Although these issues — the occurrence of lichen sclerosus in children, the usefulness of a super potent corticosteroid in reversing the skin changes, the need for chronic therapy, and the persistence of lichen sclerosus following puberty — are well documented, children with lichen sclerosus are distressingly often under-recognized and mismanaged.

Editor’s note: This commentary was published in an abridged form as “A Clinician’s Perspective” in the February 2020 issue of the Journal of the American Academy of Dermatology.

  1. Lagerstedt M, Karvinen K, B.M., Joki-Erkkilä M, Huotari-Orava R, et al. Childhood lichen sclerosus — A challenge for clinicians. Pediatr Dermatol 2013; 4: 444-450.

  2. Morell B, van Eersel R, Burger CW, Bramer WM, et al. The long-term clinical consequences of juvenile vulvar lichen sclerosus, a systematic review. J Am Acad Dermatol 2019; Aug 19 [Epub ahead of print]

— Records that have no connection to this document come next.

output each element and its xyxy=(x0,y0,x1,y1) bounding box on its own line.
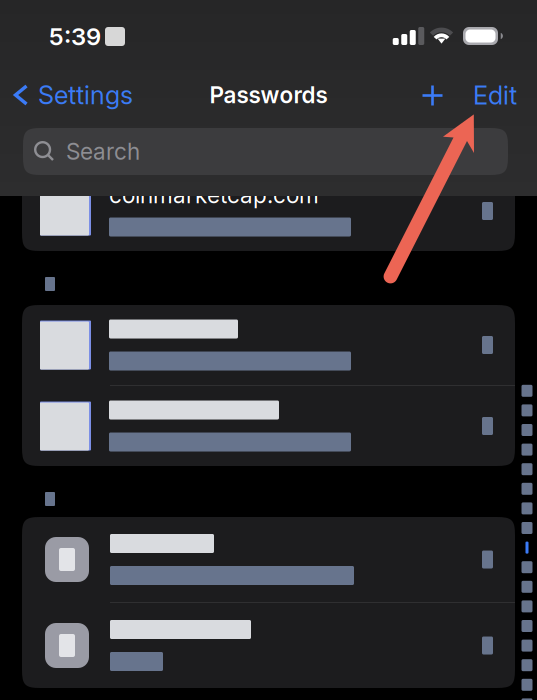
staticText: Edit xyxy=(473,80,517,111)
button[interactable] xyxy=(22,305,515,385)
button[interactable] xyxy=(22,386,515,466)
button[interactable] xyxy=(22,517,515,602)
button[interactable]: Add password xyxy=(410,74,455,117)
staticText: coinmarketcap.com xyxy=(109,181,319,209)
button[interactable]: Search xyxy=(23,128,508,175)
staticText: Passwords xyxy=(210,81,328,109)
button[interactable]: Edit xyxy=(459,69,531,122)
button[interactable] xyxy=(22,603,515,688)
staticText: Search xyxy=(66,138,140,165)
button[interactable]: Settings xyxy=(0,73,133,117)
staticText: 5:39 xyxy=(49,22,101,51)
staticText: Settings xyxy=(38,80,133,110)
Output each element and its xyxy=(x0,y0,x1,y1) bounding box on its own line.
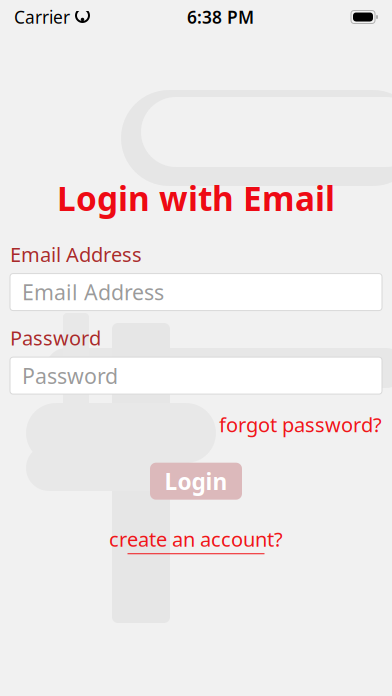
staticText: create an account? xyxy=(109,526,283,552)
staticText: Password xyxy=(10,325,101,351)
button[interactable]: forgot password? xyxy=(219,408,382,441)
staticText: Login with Email xyxy=(57,176,335,220)
staticText: Login xyxy=(164,466,228,496)
button[interactable]: create an account? xyxy=(109,526,283,554)
staticText: Carrier xyxy=(14,6,70,28)
staticText: forgot password? xyxy=(219,411,382,438)
staticText: Email Address xyxy=(22,278,164,306)
button[interactable]: Login xyxy=(150,463,242,500)
staticText: Email Address xyxy=(10,241,142,268)
staticText: 6:38 PM xyxy=(187,6,254,28)
staticText: Password xyxy=(22,362,118,390)
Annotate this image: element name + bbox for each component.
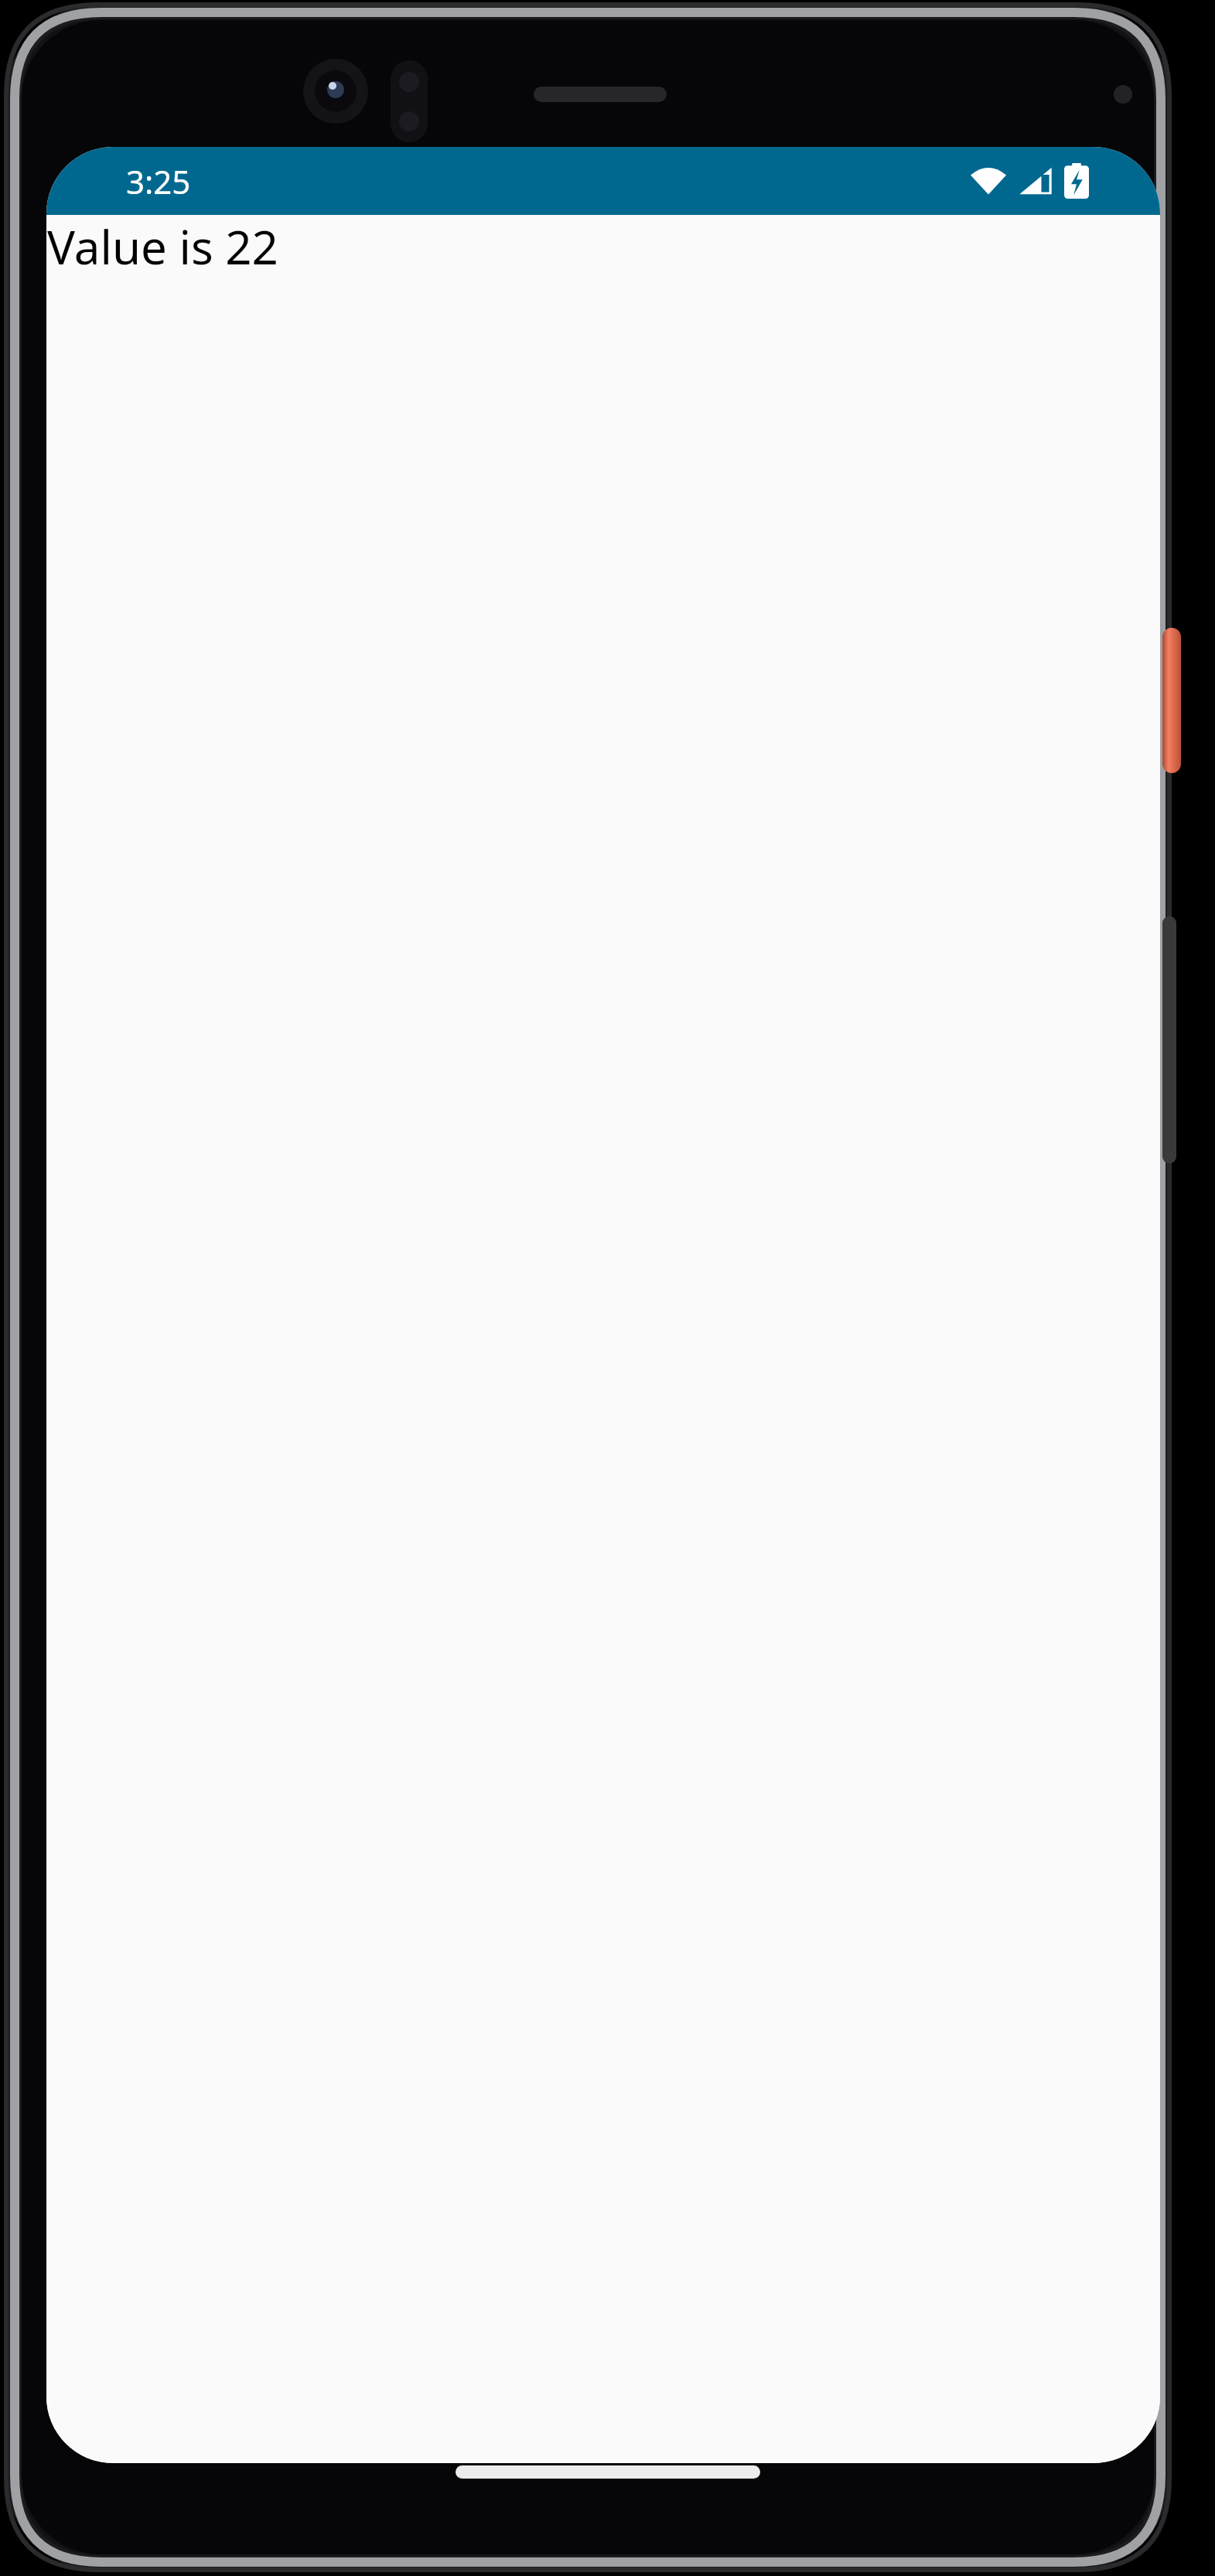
staticText: Value is 22	[47, 215, 278, 278]
staticText: 3:25	[126, 159, 191, 203]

  3. Ismail D, Owen CM. Paediatric vulval lichen sclerosus: A retrospective study. Clin Exp Dermatol 2019; 44: 753-758.

  4. El Shabrawi-Caelen L, Soyer HP, Schaeppi H, Cerroni L, et al. Genital lentigines and melanocytic nevi with superimposed lichen sclerosus: A diagnostic challenge. J Am Acad Dermatol 2004; 50: 690-694.

  5. La Spina M, Meli MC, De Pasquale R. Perrotta RE, et al. Vulvar melanoma associated with lichen sclerosus in a child: Case report and literature review. Pediatr Dermatol 2016; 33: e190-e194.

  6. Notay M, Fazel N, Awasthi S. Cushing syndrome induced by topical corticosteroids for the treatment of lichen sclerosus. J Pediatr Adolesc Gynecol 2019; 32: 83-85.

  7. Anderson K, Ascanio NM, Kinney MA, Krowchuk DP, Jorizzo JL. A retrospective analysis of pediatric patients with lichen sclerosus treated with a standard protocol of class I topical corticosteroid and topical calcineurin inhibitor. J Dermatol Treat 2016; 27: 64-66.